#2 First Impression

759 117 16
                                    

Woojin dan gadis itu sempat bertatap-tatapan dengan horror. Langsung saja mereka berdua menuju deretan tombol di dekat pintu lift. Dengan panik, sang gadis menekan tombol untuk membuka pintu berkali-kali. 

Tidak ada pengaruh. 

Woojin yang melihat gadis itu berusaha menkan semua tombol dengan brutal segera berkata

"Heh mbak! Jangan dipencet-pencet semua gitu! Ntar malah tambah error!"

Buset dah, kok galak banget sih ini cowok. Batin gadis itu.

"Ya tapi ini gimana dong?"

"Sini, pinjem hpnya."

"Eh? Buat apa?" Kini gadis itu memasang tampang heran.

"Tuh." Kata Woojin sambil menunjuk selembar kertas yang tertempel di dinding lift. 

Disitu tertulis nomor yang dapat dihubungi jika terjadi kesalahan di dalam lift. Gadis itu membaca cepat apa yang tertulis di situ.

"Nah, sini hpnya. Saya gak bawa hp soalnya." Kata Woojin.

Dengan segera gadis itu menyerahkan ponselnya pada Woojin. Woojin segera mengetikkan sederet angka dan setelah tersambung, Woojin segera menjelaskan apa yang terjadi. 

Lima menit kemudian panggilan itu selesai dan Woojin menyerahkan ponsel itu kembali.

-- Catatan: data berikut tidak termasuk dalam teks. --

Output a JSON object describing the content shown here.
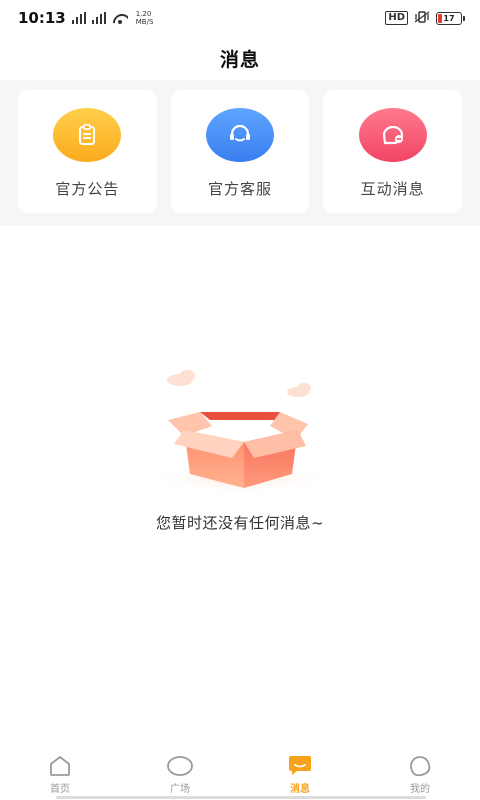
{
  "status_bar": {
    "time": "10:13",
    "speed_value": "1.20",
    "speed_unit": "MB/S",
    "hd_label": "HD",
    "battery_level": "17"
  },
  "header": {
    "title": "消息"
  },
  "categories": [
    {
      "label": "官方公告",
      "icon": "clipboard-icon",
      "color": "#fbab1f"
    },
    {
      "label": "官方客服",
      "icon": "headset-icon",
      "color": "#3a7df0"
    },
    {
      "label": "互动消息",
      "icon": "chat-bubble-icon",
      "color": "#f04564"
    }
  ],
  "empty_state": {
    "text": "您暂时还没有任何消息~"
  },
  "tabs": [
    {
      "label": "首页",
      "icon": "home-icon",
      "active": false
    },
    {
      "label": "广场",
      "icon": "circle-icon",
      "active": false
    },
    {
      "label": "消息",
      "icon": "message-icon",
      "active": true
    },
    {
      "label": "我的",
      "icon": "profile-icon",
      "active": false
    }
  ],
  "colors": {
    "accent": "#f7a21d",
    "inactive": "#999999",
    "section_bg": "#f6f6f7"
  }
}
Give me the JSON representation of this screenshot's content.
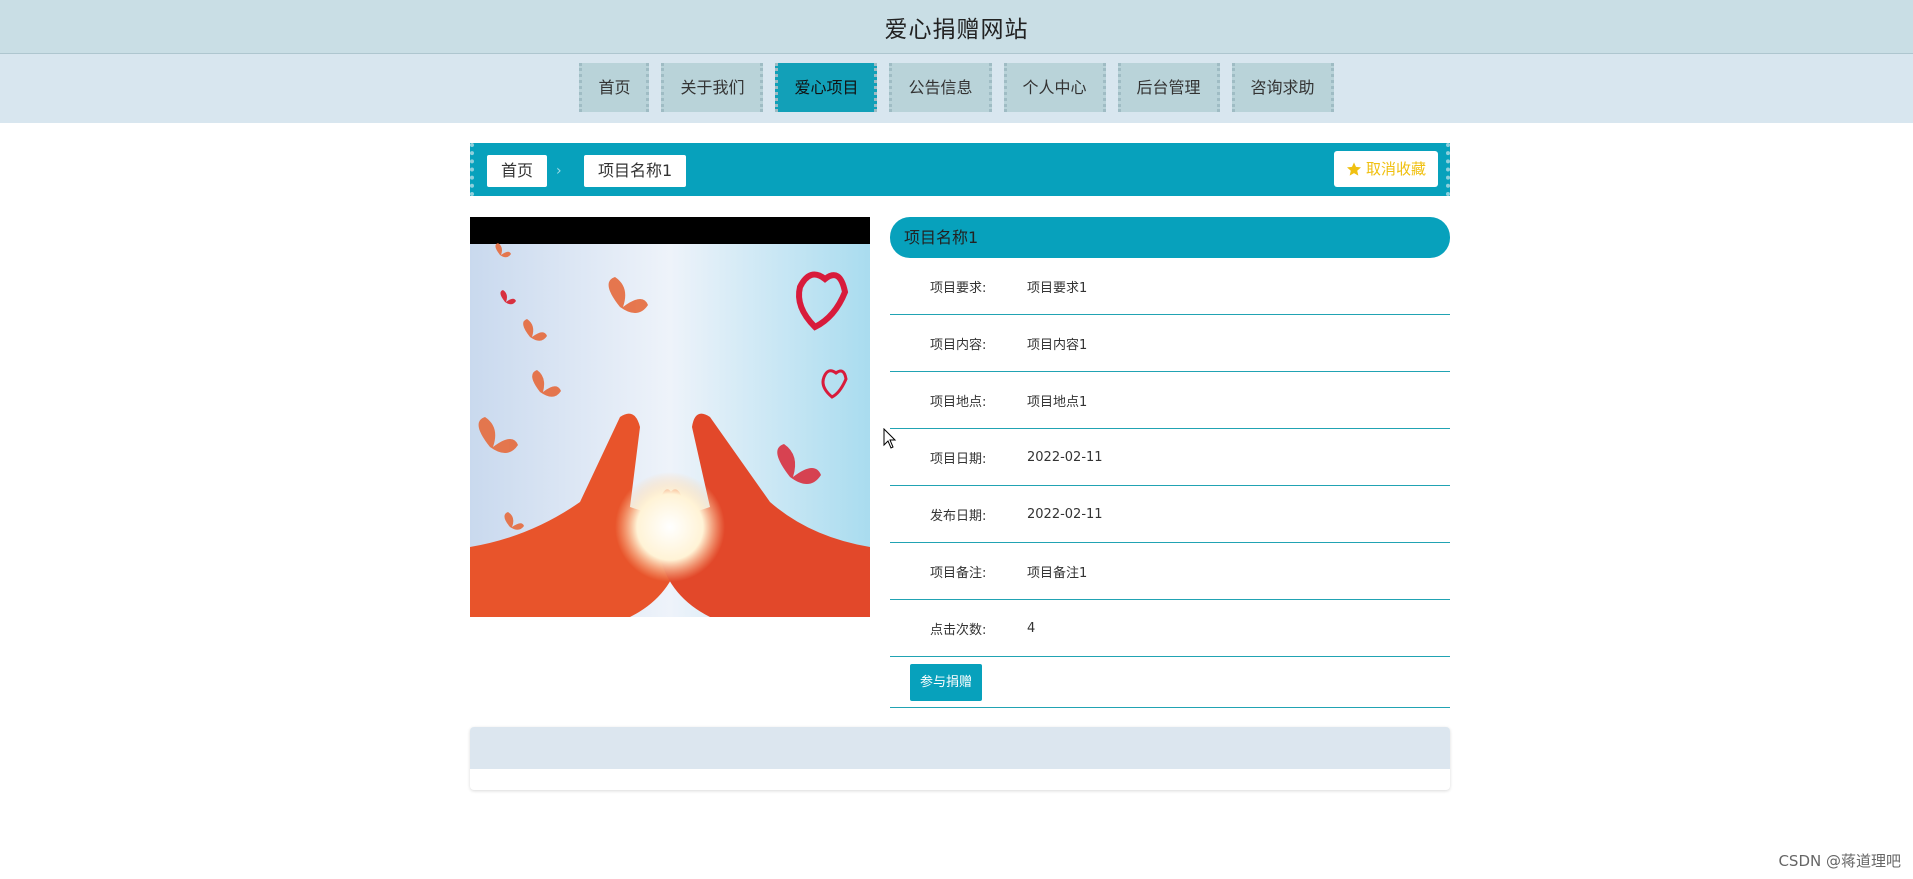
{
  "header": {
    "site_title": "爱心捐赠网站"
  },
  "nav": {
    "items": [
      {
        "label": "首页"
      },
      {
        "label": "关于我们"
      },
      {
        "label": "爱心项目"
      },
      {
        "label": "公告信息"
      },
      {
        "label": "个人中心"
      },
      {
        "label": "后台管理"
      },
      {
        "label": "咨询求助"
      }
    ],
    "active_index": 2
  },
  "breadcrumb": {
    "home": "首页",
    "current": "项目名称1",
    "favorite_button": "取消收藏",
    "favorite_icon": "star-icon"
  },
  "project": {
    "title": "项目名称1",
    "fields": [
      {
        "label": "项目要求:",
        "value": "项目要求1"
      },
      {
        "label": "项目内容:",
        "value": "项目内容1"
      },
      {
        "label": "项目地点:",
        "value": "项目地点1"
      },
      {
        "label": "项目日期:",
        "value": "2022-02-11"
      },
      {
        "label": "发布日期:",
        "value": "2022-02-11"
      },
      {
        "label": "项目备注:",
        "value": "项目备注1"
      },
      {
        "label": "点击次数:",
        "value": "4"
      }
    ],
    "donate_button": "参与捐赠"
  },
  "colors": {
    "accent": "#07a1bc",
    "header_bg": "#c9dee5",
    "nav_bg": "#d8e6ef",
    "favorite_text": "#f0c010"
  },
  "watermark": "CSDN @蒋道理吧"
}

"Gimana Mas?" tanya sang gadis.

"Kata bapaknya, ini emang liftnya sering error. Bentar lagi bakal di perbaiki, tapi bakalan agak lama. Kita suruh nunggu dulu." Kata Woojin sambil duduk di lantai. Ia sudah cukup lelah hari ini.

Gadis itu mengangguk dan mengikuti Woojin duduk di lantai. Seperti tadi, Woojin duduk di sisi kiri dan sang gadis duduk di sisi kanan.

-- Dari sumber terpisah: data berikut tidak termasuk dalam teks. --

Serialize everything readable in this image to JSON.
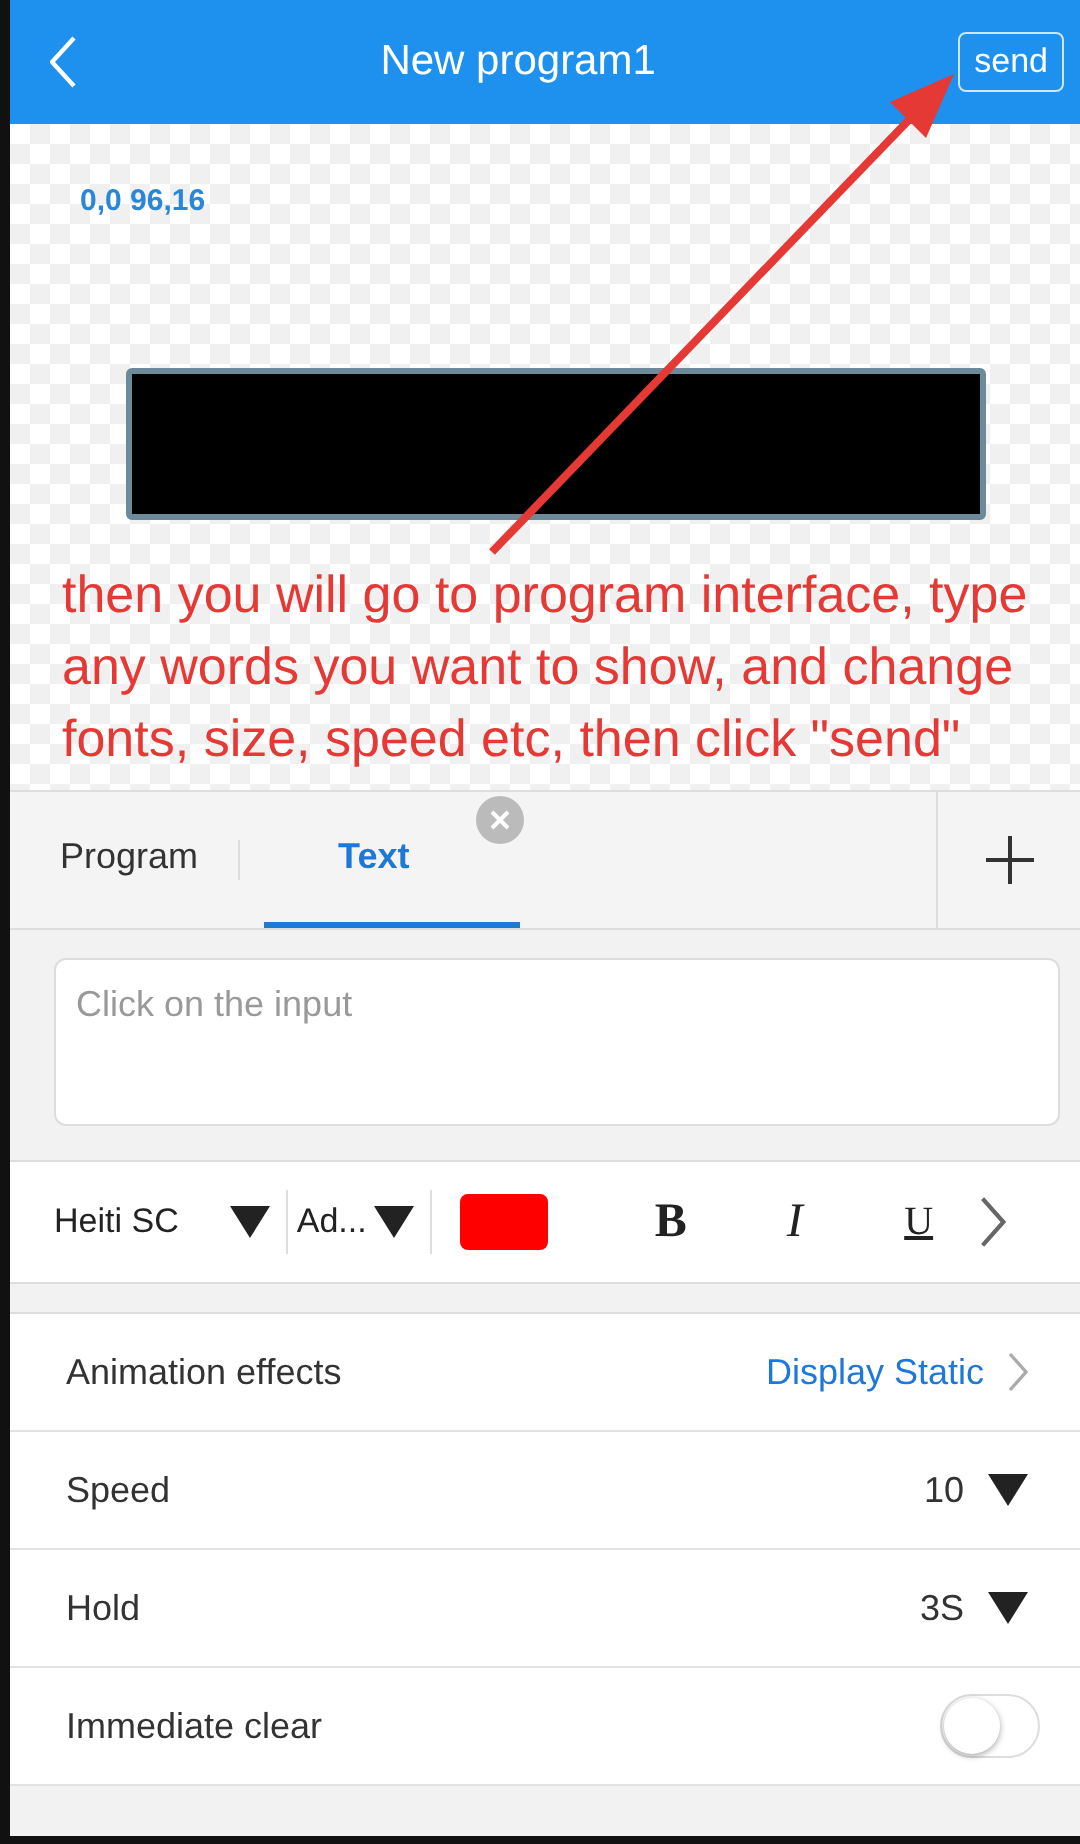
{
  "header": {
    "title": "New program1",
    "action": "send"
  },
  "canvas": {
    "coordinates": "0,0 96,16"
  },
  "annotation": {
    "text": "then you will go to program interface, type any words you want to show, and change fonts, size, speed etc, then click \"send\""
  },
  "tabs": [
    {
      "label": "Program",
      "selected": false,
      "closable": false
    },
    {
      "label": "Text",
      "selected": true,
      "closable": true
    }
  ],
  "input": {
    "placeholder": "Click on the input"
  },
  "toolbar": {
    "font": "Heiti SC",
    "size": "Ad...",
    "color": "#ff0000",
    "bold": "B",
    "italic": "I",
    "underline": "U"
  },
  "settings": [
    {
      "kind": "link",
      "label": "Animation effects",
      "value": "Display Static"
    },
    {
      "kind": "dropdown",
      "label": "Speed",
      "value": "10"
    },
    {
      "kind": "dropdown",
      "label": "Hold",
      "value": "3S"
    },
    {
      "kind": "toggle",
      "label": "Immediate clear",
      "on": false
    }
  ]
}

Diam kembali mengisi. Woojin sibuk memainkan tali sepatunya. Sementara, sang gadis sibuk dengan ponselnya. Woojin merasa kesal pada dirinya yang lupa membawa ponsel hari ini. Kini ia nyaris mati kebosanan dan kepanasan.

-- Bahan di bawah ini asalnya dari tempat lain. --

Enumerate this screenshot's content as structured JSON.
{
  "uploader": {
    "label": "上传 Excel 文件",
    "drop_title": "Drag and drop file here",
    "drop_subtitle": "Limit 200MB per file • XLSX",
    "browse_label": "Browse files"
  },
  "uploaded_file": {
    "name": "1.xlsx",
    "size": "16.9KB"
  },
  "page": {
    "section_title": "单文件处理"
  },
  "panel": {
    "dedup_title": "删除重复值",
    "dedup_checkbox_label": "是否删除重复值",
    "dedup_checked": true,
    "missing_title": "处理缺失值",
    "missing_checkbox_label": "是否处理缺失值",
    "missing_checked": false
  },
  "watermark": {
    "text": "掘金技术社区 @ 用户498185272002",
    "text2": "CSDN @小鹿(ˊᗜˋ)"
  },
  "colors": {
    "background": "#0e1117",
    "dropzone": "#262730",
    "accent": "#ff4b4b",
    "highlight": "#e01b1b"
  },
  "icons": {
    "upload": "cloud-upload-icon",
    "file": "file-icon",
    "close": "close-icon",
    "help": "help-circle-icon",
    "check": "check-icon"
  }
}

Sepuluh menit berlalu namun belum ada tanda-tanda bahwa lift nya sudah selesai diperbaiki. Tangan Woojin sudah pegal karena sedari tadi ia gunakan untuk mengipasi dirinya. Dengan kesal ia mulai mengetuk ketukkan jarinya di lantai.

Tiba-tiba ada buku terjulur dihadapan Woojin. Gadis itu mengulurkan sebuah buku tulis tipis pada Woojin.

"Nih buat kipasan." Kata gadis itu. Woojin melirik sekilas dan melihat gadis itu juga memegang buku tulis yang lain di tangan kirinya. Sepertinya bukan hanya Woojin yang merasa kepanasan.

Sebenarnya Woojin gengsi menerima uluran buku tersebut, tapi akal sehatnya memerintahkan tangan kanannya untuk menerima. Lima menit kembali berlalu. Kini suara buku yang dikipaskan mengisi ruangan itu.

"Mas dari fakultas apa?" sepertinya gadis itu mulai kebosanan, hingga ia akhirnya memutuskan untuk mengajak Woojin bicara.

Tanpa menoleh laki-laki itu menjawab "Ekonomi."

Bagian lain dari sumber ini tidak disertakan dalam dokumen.